BLUE CROSS BLUE SHIELD OF IDAHO APPLICATION AGREEMENT
By signing this application, I represent that all my answers are complete and accurate to the best of my knowledge and belief and that I understand and agree to the following conditions:
No independent producer, agent or employee of the insurance carrier can change any part of this application or waive the requirement that I answer all questions completely and accurately.
The insurance carrier may terminate or rescind an insured's coverage for any misrepresentation, omission of fact by, concerning, or on behalf of any insured that was or would have been material to the insurance carrier's acceptance of a risk, extension of coverage, provision of benefits or payment of any claim.
If this application is approved, coverage for me and any eligible persons named on this application will begin on the effective date assigned by the insurance carrier.
I understand that this application will become part of the contract between the insurance carrier and me. I affirm that I have reviewed all answers given on this application and, regardless of whether an independent producer or other person has filled out the answers for me, I verify that the answers are true and complete. Healthy Smiles Plus and Healthy Smiles Preferred include waiting periods. Preventive and diagnostic dental services do not have a waiting period. Basic dental services have a six month waiting period. Major dental services have a 12 month waiting period.
I acknowledge and understand my health plan may request or disclose health information about me or my dependents (persons who are listed for benefits coverage on the enrollment form) from time to time for the purpose of facilitating health care treatment, payment or for the purpose of business operations necessary to administer health care benefits; or as required by law. For more information about such uses and disclosures, including uses and disclosures required by law, please refer to the Blue Cross of Idaho Notice of Privacy Practices that is available here Blue Cross of Idaho Notice of Privacy Practices.
I affirm the answers given in this universal application are complete and correct.
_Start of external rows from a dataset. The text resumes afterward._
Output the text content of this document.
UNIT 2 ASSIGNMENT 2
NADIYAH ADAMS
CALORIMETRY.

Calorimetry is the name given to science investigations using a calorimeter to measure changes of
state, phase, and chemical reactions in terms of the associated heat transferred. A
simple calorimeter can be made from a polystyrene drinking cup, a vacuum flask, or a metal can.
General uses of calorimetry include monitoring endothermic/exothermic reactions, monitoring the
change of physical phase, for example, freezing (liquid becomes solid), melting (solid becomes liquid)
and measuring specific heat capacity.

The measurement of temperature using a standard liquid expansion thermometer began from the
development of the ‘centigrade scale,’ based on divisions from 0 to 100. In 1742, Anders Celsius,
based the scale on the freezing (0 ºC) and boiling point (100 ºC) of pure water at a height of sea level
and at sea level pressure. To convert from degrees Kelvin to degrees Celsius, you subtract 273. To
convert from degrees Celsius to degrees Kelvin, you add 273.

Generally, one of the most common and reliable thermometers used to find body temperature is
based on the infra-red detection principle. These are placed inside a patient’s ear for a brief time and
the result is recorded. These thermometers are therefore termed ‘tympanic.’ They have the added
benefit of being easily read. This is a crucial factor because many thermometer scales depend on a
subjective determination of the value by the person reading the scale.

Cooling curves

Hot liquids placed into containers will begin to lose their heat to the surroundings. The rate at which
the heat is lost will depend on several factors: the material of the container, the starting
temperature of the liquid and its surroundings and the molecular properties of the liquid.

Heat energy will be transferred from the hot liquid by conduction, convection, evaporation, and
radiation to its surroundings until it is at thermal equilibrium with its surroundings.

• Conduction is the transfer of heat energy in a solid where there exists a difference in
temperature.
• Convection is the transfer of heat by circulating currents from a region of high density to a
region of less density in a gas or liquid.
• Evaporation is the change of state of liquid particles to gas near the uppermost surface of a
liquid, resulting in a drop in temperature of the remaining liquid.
I am providing these answers as part of the application procedure required by this insurance carrier to enroll in its insurance coverage. I understand that the insurance carrier will rely on each answer in making its determination to extend coverage and to determine the type of coverage offered. I understand if this application contains any material misstatements or omissions, the insurance carrier may, within the first 24 months of coverage, deny coverage retroactively and/or take any other legal action available by law. I will promptly inform the insurance carrier in writing if anything happens before my coverage takes effect that makes any answer in this application incomplete or incorrect. I understand and agree no coverage shall be in force until approved by the insurance carrier. If approved, coverage will be in force as of the effective date determined by the insurance carrier.
By typing your name below, you are hereby signing this document.
I hereby accept full responsibility for the payment of - premiums and the answers and information provided in this application.
I verify that this application for health and/or dental medical coverage is the result of a qualifying life event. I understand that I may be required to provide proof of the qualifying life event.